食べ終わる頃には、かぼちゃの冷製スープが空の皿と差し替えられた。
「お前が作る物とは全く別物だな」
スープを飲み終わり、魚料理が運ばれて来た所で天音が顔を上げた。
じっと見つめられてから、弥一はようやく先程の待ち合わせで天音に気付かなかった理由がわかった。
「あ、目が黒いのか」
思わず口に出してしまった。
まるで会話が成り立っていない事に天音が眉を顰める。
「お前が付けろって言ったんだろ」
そうだった。
あの赤い目は悪目立ちするから、カラーコンタクトを付けろと言ったのだ。
「自分で言っておいて何だけど、なんか全然印象違うな。別人みたい」
「そうか?」
不思議そうに天音が顔を傾げる。
それから料理を一口食べて、「そうかもな」と言い直した。
「さっきの前菜に使われていた野菜だが、お前が作った野菜炒めや煮物と同じ食材を使っていた」
「……あんなお洒落なの俺には作れないよ」
「そうじゃない。つまり、盛り方や味付けで印象なんかどうとでも変わるんだよ」
その実は何も変わらない。
天音はそう続けた。
「雰囲気が良いからって良い奴だとは限らないって事だ」
「そうだな。俺もそう思うよ」
ナイフとフォークを置く。
お洒落に小さく盛り付けられた魚はすぐに食べ終わってしまった。
「コレも、見た目が良くて美味いが腹いっぱいにはならないな」
「じゃあ食べ終わったらカフェに行ってみようか。

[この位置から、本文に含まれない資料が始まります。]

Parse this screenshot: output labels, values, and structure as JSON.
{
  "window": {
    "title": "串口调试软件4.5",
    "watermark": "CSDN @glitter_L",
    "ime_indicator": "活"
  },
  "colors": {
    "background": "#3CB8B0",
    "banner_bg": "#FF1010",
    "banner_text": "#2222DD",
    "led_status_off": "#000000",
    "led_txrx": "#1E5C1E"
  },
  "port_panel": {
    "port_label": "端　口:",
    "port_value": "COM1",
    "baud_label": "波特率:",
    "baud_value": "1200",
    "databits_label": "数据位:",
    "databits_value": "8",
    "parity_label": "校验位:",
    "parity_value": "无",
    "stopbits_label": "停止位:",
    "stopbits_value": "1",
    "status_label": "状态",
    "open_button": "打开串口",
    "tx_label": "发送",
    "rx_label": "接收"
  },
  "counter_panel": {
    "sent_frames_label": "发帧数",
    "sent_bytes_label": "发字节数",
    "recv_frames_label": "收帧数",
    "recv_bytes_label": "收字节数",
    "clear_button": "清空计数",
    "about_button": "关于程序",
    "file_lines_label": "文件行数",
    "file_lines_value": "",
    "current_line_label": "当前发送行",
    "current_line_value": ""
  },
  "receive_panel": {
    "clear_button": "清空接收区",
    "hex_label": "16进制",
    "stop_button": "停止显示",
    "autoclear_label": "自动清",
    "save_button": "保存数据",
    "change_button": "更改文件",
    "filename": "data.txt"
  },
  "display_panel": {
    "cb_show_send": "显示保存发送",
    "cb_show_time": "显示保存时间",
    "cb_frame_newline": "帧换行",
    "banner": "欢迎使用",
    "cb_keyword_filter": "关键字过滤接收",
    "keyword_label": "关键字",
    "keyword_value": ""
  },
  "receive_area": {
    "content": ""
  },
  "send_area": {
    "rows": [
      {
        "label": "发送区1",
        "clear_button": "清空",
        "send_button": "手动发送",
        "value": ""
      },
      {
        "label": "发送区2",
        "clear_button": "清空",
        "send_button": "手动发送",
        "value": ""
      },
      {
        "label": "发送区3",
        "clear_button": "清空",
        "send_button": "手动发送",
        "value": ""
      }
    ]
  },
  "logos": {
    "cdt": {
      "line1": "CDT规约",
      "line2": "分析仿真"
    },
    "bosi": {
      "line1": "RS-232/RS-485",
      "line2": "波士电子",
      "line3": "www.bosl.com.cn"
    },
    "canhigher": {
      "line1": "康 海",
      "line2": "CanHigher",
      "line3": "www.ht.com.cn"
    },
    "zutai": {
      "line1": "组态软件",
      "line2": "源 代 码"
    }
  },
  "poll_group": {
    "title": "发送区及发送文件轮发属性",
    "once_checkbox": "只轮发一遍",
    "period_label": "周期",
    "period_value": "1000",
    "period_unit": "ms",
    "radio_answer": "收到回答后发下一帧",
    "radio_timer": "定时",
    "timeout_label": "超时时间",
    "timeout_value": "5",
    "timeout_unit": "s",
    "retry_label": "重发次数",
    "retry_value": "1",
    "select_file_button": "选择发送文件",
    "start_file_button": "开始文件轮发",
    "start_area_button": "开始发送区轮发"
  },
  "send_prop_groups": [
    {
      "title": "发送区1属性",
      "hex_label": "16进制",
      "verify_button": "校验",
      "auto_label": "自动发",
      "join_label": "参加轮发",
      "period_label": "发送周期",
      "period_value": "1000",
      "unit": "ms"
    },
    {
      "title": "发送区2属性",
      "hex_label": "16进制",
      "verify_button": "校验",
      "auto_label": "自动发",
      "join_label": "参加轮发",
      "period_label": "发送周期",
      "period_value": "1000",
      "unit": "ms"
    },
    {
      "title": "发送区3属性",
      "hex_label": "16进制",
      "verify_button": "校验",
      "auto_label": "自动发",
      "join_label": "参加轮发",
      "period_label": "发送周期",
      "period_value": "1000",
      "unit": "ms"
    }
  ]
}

軽食くらいなら出してくれるよ」
天音が嬉しそうに頷く。
それは慈愛を含んだような天女の微笑みのようにも見えるが、ただの食い意地で形成された笑みである。
魚料理を食べ終わり、肉料理が出てきて、その後はデザートを楽しんだ。
そんな豪華な食事の後は、先程の話通りカフェへ向かった。
昼に寄った時より照明が落とされたカフェの店内は酒を楽しむのにピッタリな落ち着いた雰囲気に変わっていた。
「サンドイッチとケーキが良い」
「じゃあ……卵のサンドイッチと苺のショートケーキをお願いします」
メニューを見るなり、天音が指を指す。
それをそのまま弥一が注文した。
「せっかくだしお酒飲む?」
「美味いのか?」
「カクテルなら飲めるんじゃないかな」
「じゃあ任せる」
少し考えてから、レッドアイと弥一の分はバーテンダーおまかせで注文した。
甘い物ばかりでは飽きると思ったからだ。
「トマトジュースのカクテルだよ。酔い難いし、飲みやすいと思う」
「ふうん」
細長いグラスに注がれたそれは、その名の如く、天音の瞳と同じ美しい真紅のカクテルだった。
天音のレッドアイと共にでてきたのは、シャンパングラスに入った透明感のある赤色のカクテル。
バーテンダーはキールロワイヤルだと言った。
「じゃあ、乾杯」
「ああ」
軽くグラスを合わせてから、天音が一口飲み込む。
フルーティーなトマトの甘味と微かなビールの苦味は口当たりがさっぱりとしていて飲みやすいようだ。
「どう?飲めそう?」
「悪くない」
「そっか。良かった」
淡い間接照明が、天音の横顔を照らす。
それが妙に艶やかに見えてしまい、弥一は目を逸らしてグラスを一気に呷った。